Ich muss etwa zwölf, dreizehn Jahre alt gewesen sein, als mir die Großmutter vorschlug, ihr bei der Pflege des damals achtzigjährigen Onkel Walter zu helfen. Ich sollte ihm mittels eines elektrischen Trockenrasierers alle drei Tage den Bart abnehmen. Meine Mutter war in dem „Volkseigenen Betrieb“ beschäftigt, der diese Apparate namens „Komet“ herstellte, einer davon wurde zu günstigen Konditionen erworben, ich lernte die Faltengebirge im Gesicht meines Onkels kennen, während ich mit oszillierenden Stahlkämmen durch weiße Bartstoppeln wanderte. Ich tat es nicht gern, aber es brachte mir 50 Pfennige ein, genug für Eiswaffeln – die Kugel kostete seinerzeit einen Groschen – und der Aufenthalt beim Onkel beförderte das Interesse am Rauch. Opas Pfeifen, leider vor allem die aus feinem, aber empfindlichen Meerschaum, waren fast alle frühkindlicher Lust am Auseinandernehmen erlegen. In einem unbeobachteten Moment füllte ich eine der überlebenden mit Zigarrenenden aus des Onkels Schachtel. Damit begab ich mich zu einem unbeobachteten Ort: dem Klo.
Die Tonleiter-Treppe im Weihnachtshaus kennen Sie ja schon. Auf dem Treppenabsatz – wir nannten ihn Podest – war die Tür zum „Klohäuschen“, einem Anbau ans 200 Jahre alte Fachwerk. Im Inneren durfte auf der Brille einer Sitzschüssel über einem Fallrohr Platz nehmen, wer seinen Darminhalt den Gesetzen der Schwerkraft anvertrauen wollte. Gelang es ihm, offenbarte das Geräusch aus der Tiefe den Sinn der Namensgebung fürs Häusel: Plumpsklo. Weitere Details erspare ich Ihnen. Strenge Winter wie vor 60 Jahren gibt es nicht mehr, Plumpsklos ebenso wenig, niemand muss mehr – wie meine Mutter seinerzeit – mit einem Eimer kochend heißen Wassers und einem mannshohen Knittel aus Buchenholz ein zugefrorenes Fallrohr freistochern.
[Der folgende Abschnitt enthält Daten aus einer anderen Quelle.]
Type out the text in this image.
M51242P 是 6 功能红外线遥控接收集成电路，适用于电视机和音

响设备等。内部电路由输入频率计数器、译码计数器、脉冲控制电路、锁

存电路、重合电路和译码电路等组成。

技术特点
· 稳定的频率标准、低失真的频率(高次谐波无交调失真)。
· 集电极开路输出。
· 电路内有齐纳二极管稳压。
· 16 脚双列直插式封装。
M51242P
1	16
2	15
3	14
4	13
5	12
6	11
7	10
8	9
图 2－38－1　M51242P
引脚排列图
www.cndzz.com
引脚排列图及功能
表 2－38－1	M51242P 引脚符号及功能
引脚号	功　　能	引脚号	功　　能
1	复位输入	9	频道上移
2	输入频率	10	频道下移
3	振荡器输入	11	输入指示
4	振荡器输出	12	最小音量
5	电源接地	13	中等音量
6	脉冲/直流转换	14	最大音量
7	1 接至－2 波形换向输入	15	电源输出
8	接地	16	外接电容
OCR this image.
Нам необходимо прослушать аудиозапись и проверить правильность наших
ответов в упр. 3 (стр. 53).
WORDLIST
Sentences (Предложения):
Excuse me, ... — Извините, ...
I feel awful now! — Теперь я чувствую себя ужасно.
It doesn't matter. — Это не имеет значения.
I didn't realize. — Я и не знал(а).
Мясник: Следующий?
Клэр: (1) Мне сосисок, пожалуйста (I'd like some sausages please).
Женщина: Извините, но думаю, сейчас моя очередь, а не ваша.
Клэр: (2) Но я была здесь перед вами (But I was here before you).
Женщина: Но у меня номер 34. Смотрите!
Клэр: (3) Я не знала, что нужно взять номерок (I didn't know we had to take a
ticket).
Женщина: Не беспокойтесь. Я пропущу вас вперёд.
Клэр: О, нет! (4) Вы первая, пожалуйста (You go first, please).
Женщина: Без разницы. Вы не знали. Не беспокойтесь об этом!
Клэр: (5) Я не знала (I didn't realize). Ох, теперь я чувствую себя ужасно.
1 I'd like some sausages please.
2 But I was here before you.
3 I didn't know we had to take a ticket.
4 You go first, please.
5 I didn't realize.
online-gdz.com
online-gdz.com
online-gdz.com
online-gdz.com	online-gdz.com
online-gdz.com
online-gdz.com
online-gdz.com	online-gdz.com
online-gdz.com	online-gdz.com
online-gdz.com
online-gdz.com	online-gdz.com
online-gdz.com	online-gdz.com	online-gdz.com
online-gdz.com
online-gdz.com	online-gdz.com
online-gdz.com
Die Gravitationsgesetze gelten freilich noch in modernsten Sanitäranlagen, und – ob Sie‘s glauben oder nicht – in unserem alten Plumpshäusel war das Rauchen ebenso tabu wie heute in Flugzeug-, ICE- oder Behördentoiletten. Vermutlich lag das an Tante Martha, der Ehefrau von Onkel Walter. Sie war eine erbitterte Tabakfeindin. Zu ihren Lebzeiten hatte der Rentner niemals in der Wohnung rauchen dürfen. Er saß bei schönem Wetter auf einer Bank im Garten oder Hof, bei Regen und Dunkelheit bisweilen im Wirtshaus nebenan, öfter seinem Bruder Karl gegenüber am Schachbrett. Sie versuchten, sich gegenseitig matt zu setzen und meine Großmutter zu räuchern, aber die rheinische Frohnatur erwies sich als äußerst widerstandsfähig. Sie überlebte ihren Mann um vierzig, den Schwager um dreißig Jahre. Tante Martha war – ungeräuchert – lange vor ihrem Gemahl dahingeschieden, weshalb ich an seinen Bart und die abgeschnittenen Zigarrenenden kam. Sie verstehen jetzt auch den besonderen Reiz meiner Initiation als Pfeifenraucher auf dem Plumpsklo: Der Dreizehnjährige brach gleich zwei Tabus: Das Tabakverbot im allgemeinen und Tante Marthas Bann im besonderen.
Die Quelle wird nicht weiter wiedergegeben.